Duele Colombia, no solo tras el atentado contra el senador Miguel Uribe Turbay; duele desde hace años, pero mucho más en los dos últimos, en los que hemos sido testigos de un regreso al pasado que creímos, en algún momento, haber superado.
El país está estremecido. Las imágenes del intento de asesinato de una figura pública, de un joven que está haciendo su legítimo ejercicio político, a manos de un “niño” de solo 15 años —pero que, al fin de cuentas, es un vil bandido— representan un nuevo intento, aún no sabemos de qué orilla, de acallar las voces contrarias y de seguir ondeando las banderas del caos y el miedo, de las que algunos viven desde hace muchos años.
Y sí, hay miedo, hay incertidumbre, que es una pésima sensación, porque nada peor que no saber hacia dónde vamos ni si habrá posibilidad de regresar de semejante desastre en el que estamos.
El caos es un arma poderosa, no importa la orilla desde la que se promueva, y a un año de las elecciones los enemigos de Colombia (que, con seguridad, son colombianos) ya empezaron con su campaña, al mejor estilo de Frank Underwood en la serie House of Cards.
Y mientras tanto, nosotros, los ciudadanos de a pie, seguimos atrapados en un juego que no pedimos, pero que sí nos afecta profundamente. Nos duele Colombia porque no es solo un nombre ni una bandera: es la gente que camina todos los días con miedo, que ya no confía en nadie, que ha perdido la esperanza entre promesas rotas y discursos vacíos.
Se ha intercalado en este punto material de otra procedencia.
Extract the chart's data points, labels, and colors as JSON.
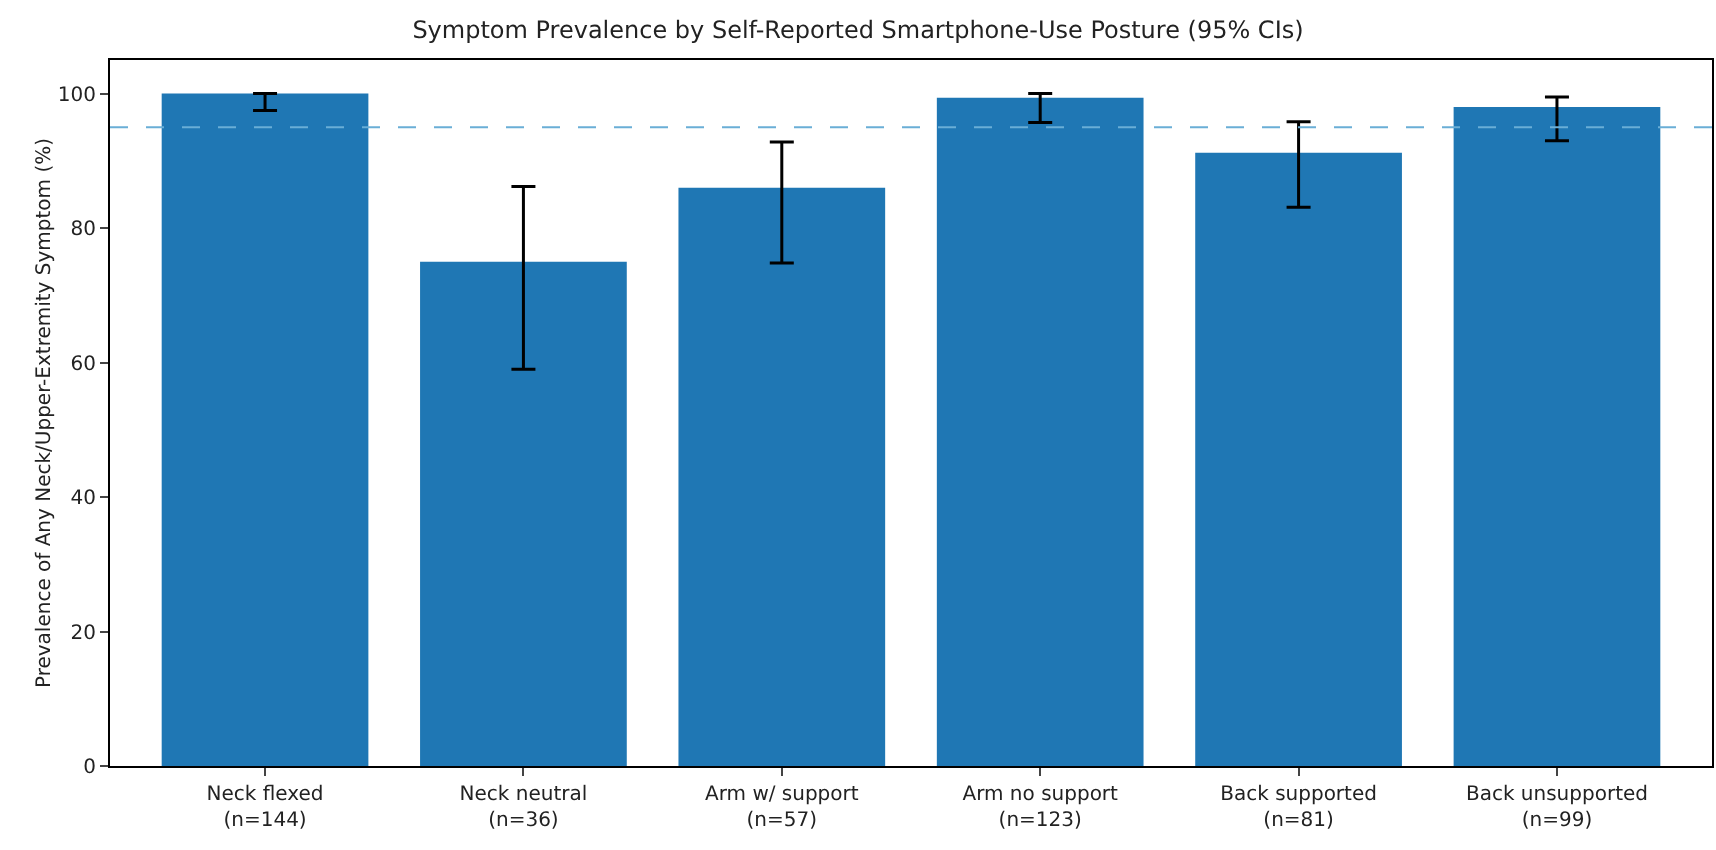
{
  "chart_data": {
    "type": "bar",
    "title": "Symptom Prevalence by Self-Reported Smartphone-Use Posture (95% CIs)",
    "ylabel": "Prevalence of Any Neck/Upper-Extremity Symptom (%)",
    "categories": [
      "Neck flexed\n(n=144)",
      "Neck neutral\n(n=36)",
      "Arm w/ support\n(n=57)",
      "Arm no support\n(n=123)",
      "Back supported\n(n=81)",
      "Back unsupported\n(n=99)"
    ],
    "values": [
      100,
      75,
      86,
      99.4,
      91.2,
      98
    ],
    "errors": [
      [
        97.5,
        100
      ],
      [
        59,
        86.2
      ],
      [
        74.8,
        92.8
      ],
      [
        95.7,
        100
      ],
      [
        83.1,
        95.8
      ],
      [
        93,
        99.5
      ]
    ],
    "color": "#1f77b4",
    "ylim": [
      0,
      105
    ],
    "yticks": [
      0,
      20,
      40,
      60,
      80,
      100
    ],
    "grid": false,
    "ref_lines": [
      {
        "axis": "y",
        "value": 95,
        "color": "#6aaed6",
        "line_style": "dashed"
      }
    ]
  }
}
Nos duele porque estamos viendo cómo la violencia vuelve a meterse por las rendijas de nuestra democracia, disfrazada de ideología, de justicia o de redención, pero que, en el fondo, solo busca perpetuar el odio y la división.
Es urgente detener esta espiral. No podemos normalizar los atentados ni justificar el uso de menores como instrumentos de muerte. No podemos aceptar que se silencie al otro con balas ni que se instale el terror como estrategia política. No importa si pensamos distinto: todos tenemos el mismo derecho a vivir, a expresarnos y a construir país desde nuestra visión. La violencia no tiene justificación, venga de donde venga.
Por eso, hoy más que nunca, debemos apostarle a la unión. A una ciudadanía consciente que no se deje manipular ni se preste para juegos oscuros. Necesitamos conversar, tender puentes, desactivar odios heredados y construir sobre lo que nos une. No se trata de negar las diferencias, sino de asumirlas con madurez, con respeto y con un profundo amor por Colombia.
Y también es momento de elevar nuestro nivel de exigencia frente a quienes quieren gobernarnos. No podemos seguir votando desde el miedo o desde la rabia. El pensamiento crítico es nuestra mejor herramienta: preguntemos, investiguemos, contrastemos. No compremos discursos incendiarios ni promesas imposibles. Miremos más allá del carisma o la viralidad y pongamos el foco en los hechos, en la coherencia, en la trayectoria.
Colombia no puede seguir repitiendo ciclos de violencia y manipulación. Es tiempo de tomar conciencia del poder que tenemos como sociedad y de usarlo para construir un país donde la vida, el respeto y la verdad sean los pilares de la política. Solo así podremos sanar las heridas, romper con el pasado que nos persigue y escribir una historia distinta. Una historia en la que no tengamos que decir más: nos duele Colombia, sino nos enorgullece lo que juntos hemos logrado.